When you buy equity (or stock), you are taking ownership of a small part of a particular company. If that company increases in value, the value of your equity also increases. Equity is bought and sold in the form of shares.
Share trading example
ABC Limited is a privately owned company that is currently worth £10,000,000. The owners want to raise some money so that they can expand the business overseas.
To do this, they sell a portion of the business by issuing stock at £2 per share. This means ABC becomes publically listed (so is called ABC plc). You decide it looks like shrewd investment so you buy £10,000 worth of stock. At £2 per share that gives you 5000 shares, or a 0.1% stake in the company.
Your investment turns out to be a good one. By the time ABC releases its first annual earnings report, its share price has risen to £3 and your investment has grown to a value of £15,000. You can now either sell your shares, or hold onto them in the hope of future profits.

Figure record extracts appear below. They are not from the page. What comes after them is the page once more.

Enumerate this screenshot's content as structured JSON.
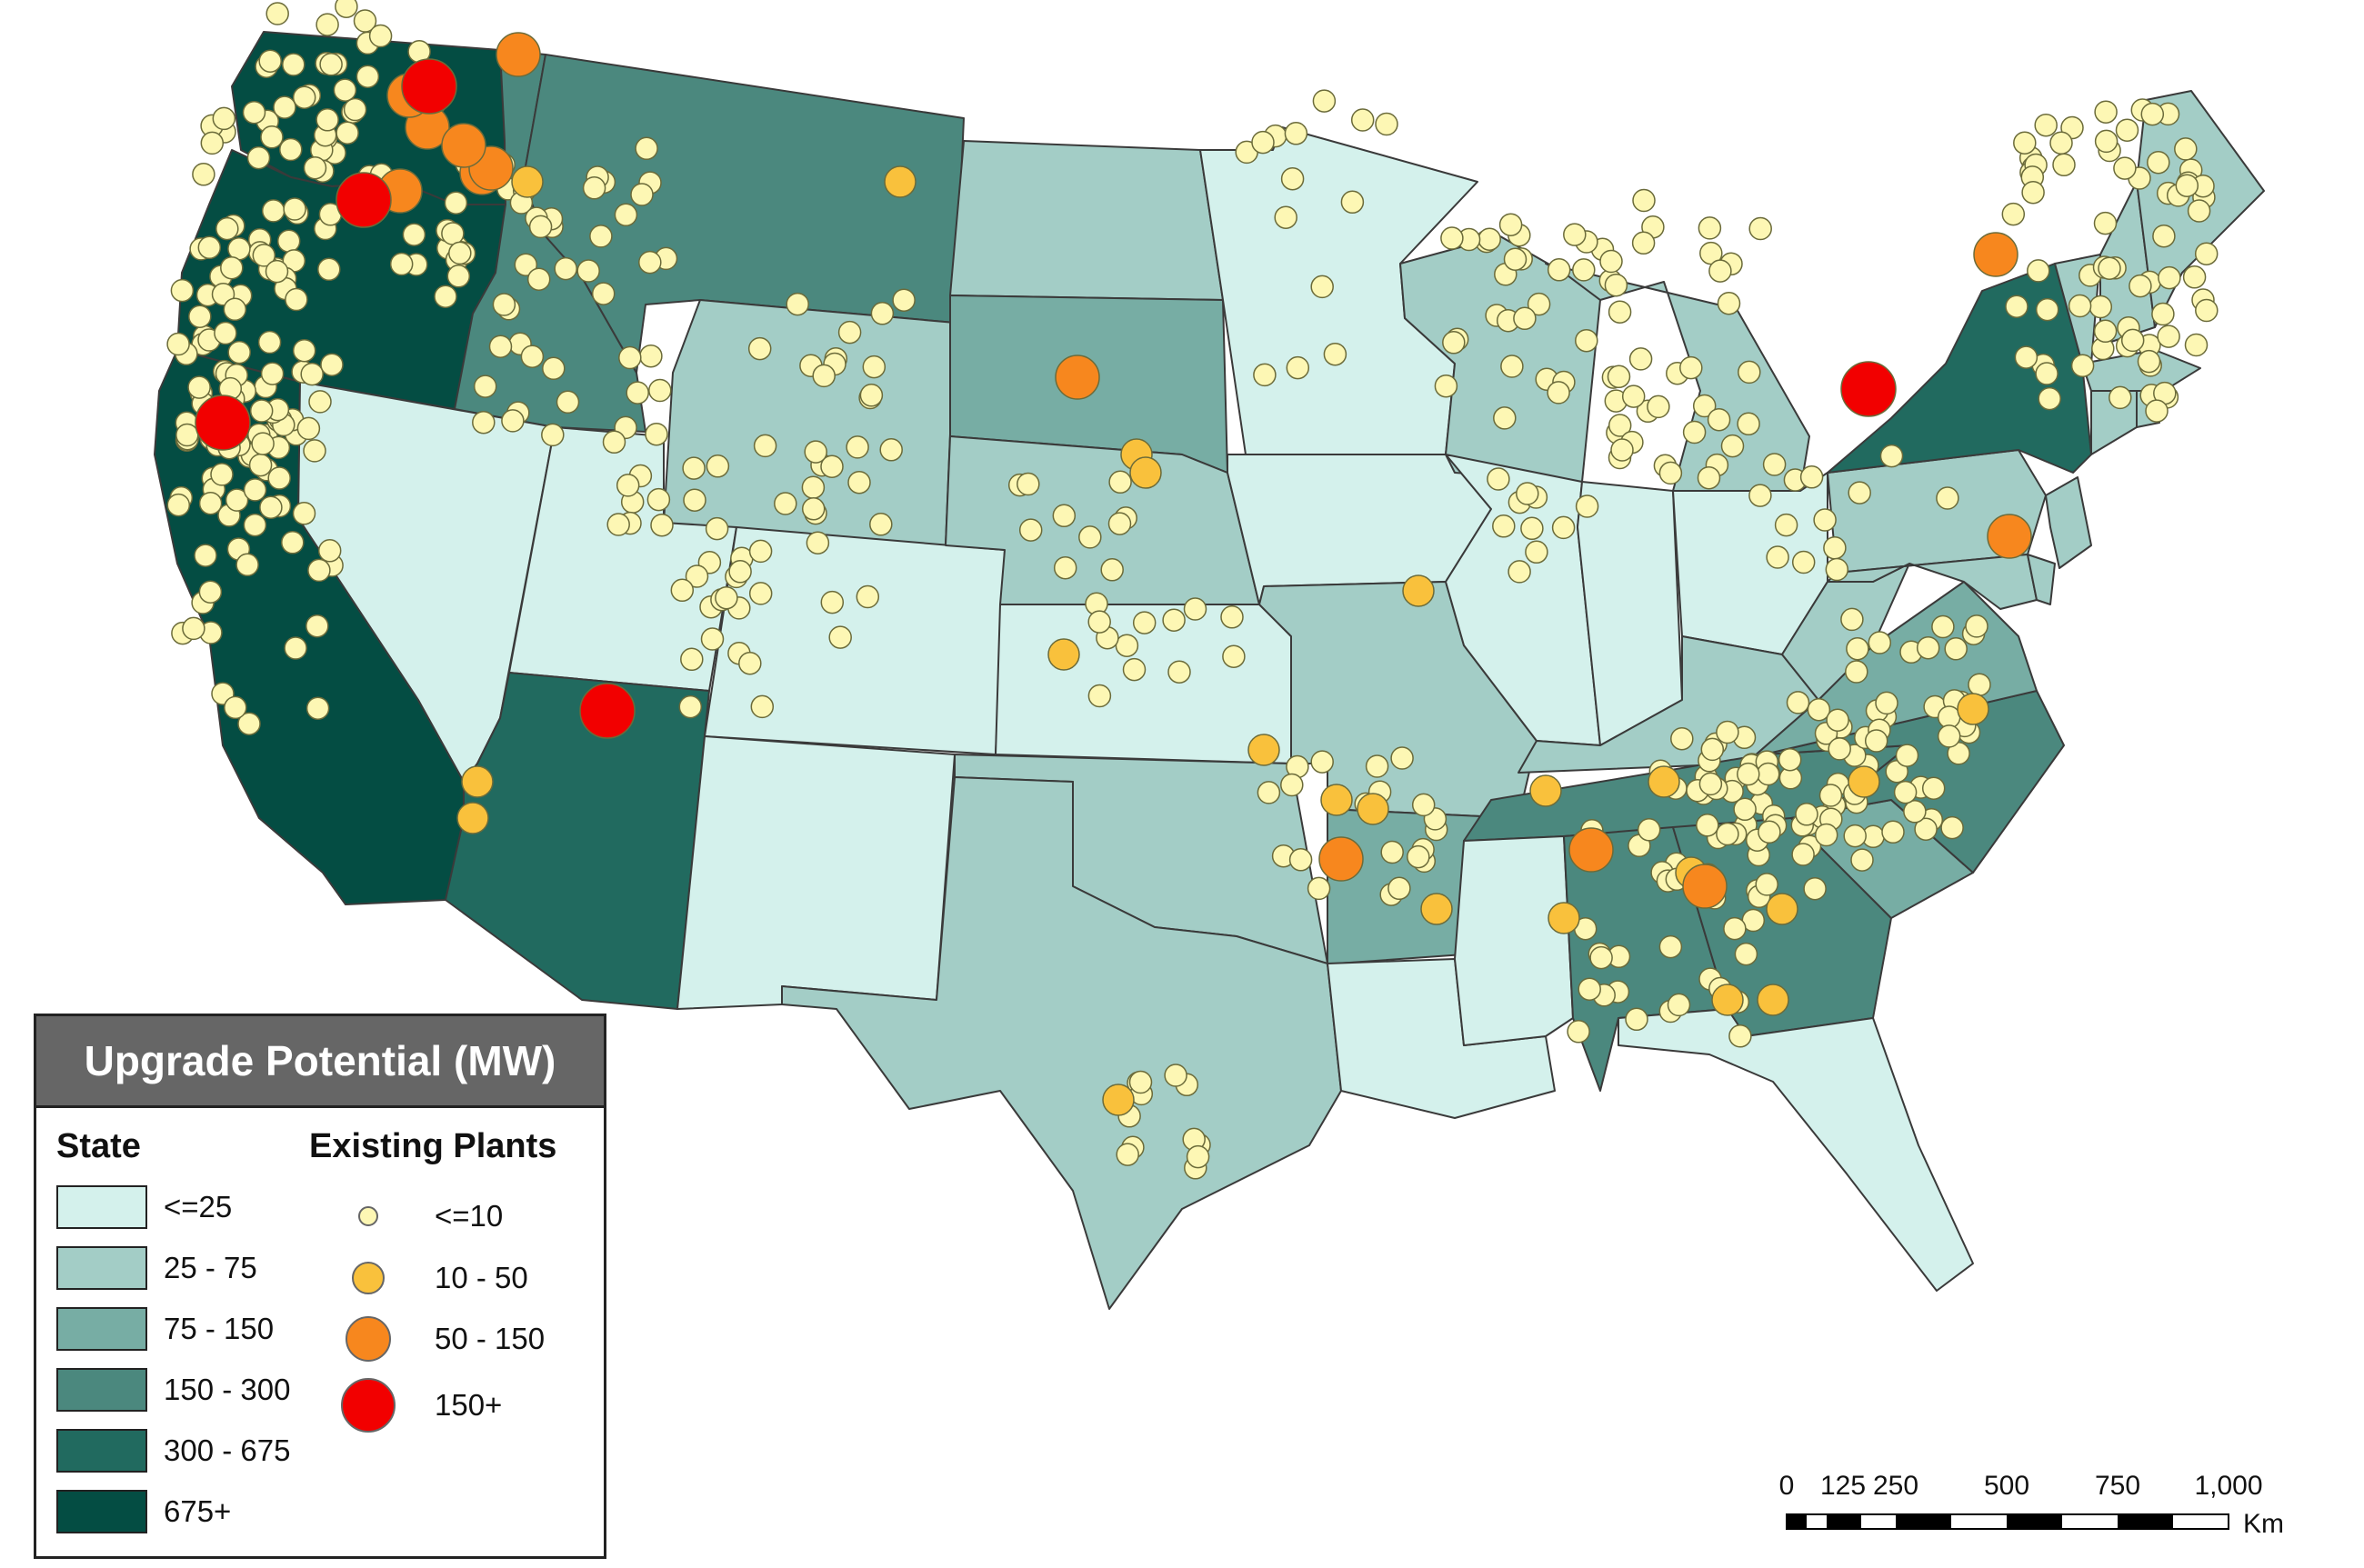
{
  "legend": {
    "title": "Upgrade Potential (MW)",
    "state_heading": "State",
    "plants_heading": "Existing Plants",
    "state_classes": [
      {
        "label": "<=25",
        "color": "#d4f1ec"
      },
      {
        "label": "25 - 75",
        "color": "#a3cdc6"
      },
      {
        "label": "75 - 150",
        "color": "#77ada4"
      },
      {
        "label": "150 - 300",
        "color": "#4b887e"
      },
      {
        "label": "300 - 675",
        "color": "#216a5f"
      },
      {
        "label": "675+",
        "color": "#044d43"
      }
    ],
    "plant_classes": [
      {
        "label": "<=10",
        "color": "#fdf7b4"
      },
      {
        "label": "10 - 50",
        "color": "#f9c13c"
      },
      {
        "label": "50 - 150",
        "color": "#f7871e"
      },
      {
        "label": "150+",
        "color": "#f20000"
      }
    ]
  },
  "scale_bar": {
    "ticks": [
      "0",
      "125",
      "250",
      "500",
      "750",
      "1,000"
    ],
    "unit": "Km"
  },
  "map": {
    "states": [
      {
        "name": "Washington",
        "class": 5
      },
      {
        "name": "Oregon",
        "class": 5
      },
      {
        "name": "California",
        "class": 5
      },
      {
        "name": "Idaho",
        "class": 3
      },
      {
        "name": "Nevada",
        "class": 0
      },
      {
        "name": "Montana",
        "class": 3
      },
      {
        "name": "Wyoming",
        "class": 1
      },
      {
        "name": "Utah",
        "class": 0
      },
      {
        "name": "Arizona",
        "class": 4
      },
      {
        "name": "Colorado",
        "class": 0
      },
      {
        "name": "New Mexico",
        "class": 0
      },
      {
        "name": "North Dakota",
        "class": 1
      },
      {
        "name": "South Dakota",
        "class": 2
      },
      {
        "name": "Nebraska",
        "class": 1
      },
      {
        "name": "Kansas",
        "class": 0
      },
      {
        "name": "Oklahoma",
        "class": 1
      },
      {
        "name": "Texas",
        "class": 1
      },
      {
        "name": "Minnesota",
        "class": 0
      },
      {
        "name": "Iowa",
        "class": 0
      },
      {
        "name": "Missouri",
        "class": 1
      },
      {
        "name": "Arkansas",
        "class": 2
      },
      {
        "name": "Louisiana",
        "class": 0
      },
      {
        "name": "Wisconsin",
        "class": 1
      },
      {
        "name": "Illinois",
        "class": 0
      },
      {
        "name": "Michigan",
        "class": 1
      },
      {
        "name": "Indiana",
        "class": 0
      },
      {
        "name": "Ohio",
        "class": 0
      },
      {
        "name": "Kentucky",
        "class": 1
      },
      {
        "name": "Tennessee",
        "class": 3
      },
      {
        "name": "Mississippi",
        "class": 0
      },
      {
        "name": "Alabama",
        "class": 3
      },
      {
        "name": "Georgia",
        "class": 3
      },
      {
        "name": "Florida",
        "class": 0
      },
      {
        "name": "South Carolina",
        "class": 2
      },
      {
        "name": "North Carolina",
        "class": 3
      },
      {
        "name": "Virginia",
        "class": 2
      },
      {
        "name": "West Virginia",
        "class": 1
      },
      {
        "name": "Pennsylvania",
        "class": 1
      },
      {
        "name": "New York",
        "class": 4
      },
      {
        "name": "Maryland",
        "class": 1
      },
      {
        "name": "Delaware",
        "class": 1
      },
      {
        "name": "New Jersey",
        "class": 1
      },
      {
        "name": "Vermont",
        "class": 1
      },
      {
        "name": "New Hampshire",
        "class": 1
      },
      {
        "name": "Maine",
        "class": 1
      },
      {
        "name": "Massachusetts",
        "class": 1
      },
      {
        "name": "Connecticut",
        "class": 1
      },
      {
        "name": "Rhode Island",
        "class": 1
      }
    ]
  }
}
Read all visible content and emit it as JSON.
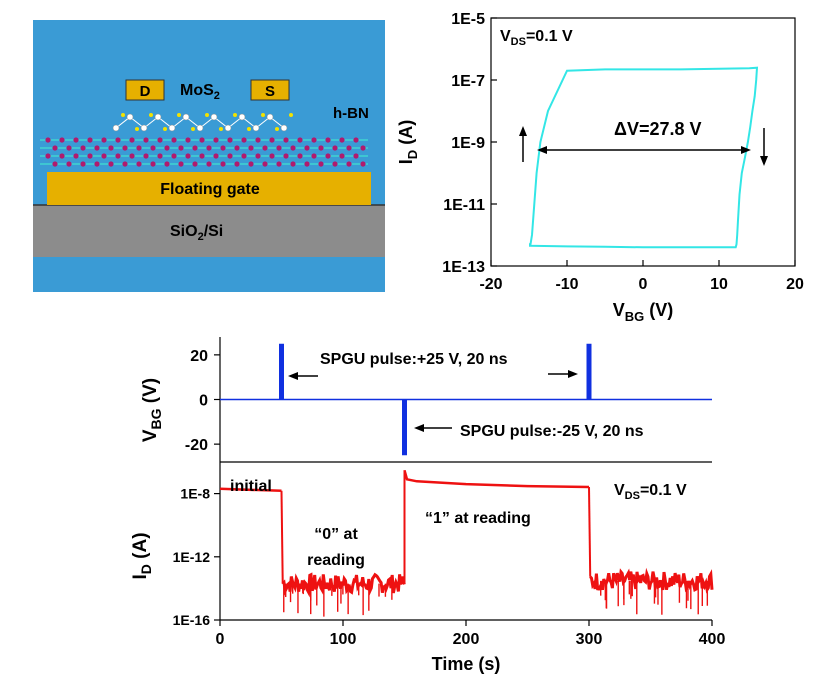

However, share prices can go down as well as up and if ABC plc had gone down in value you could have lost money. For that reason, it is incredibly important to research both the company you are thinking of investing in and their wider industry before you buy any shares.
What are dividends?
Dividends are the share of a company’s profits that get paid out to shareholders. Using dividends, you can make money from shares without having to buy and then sell them for profit.
Dividends are usually paid by a business out twice a year. How much you get is dependent on how much profit the business makes, how much they have agreed to distribute to shareholders, and how many shares you own.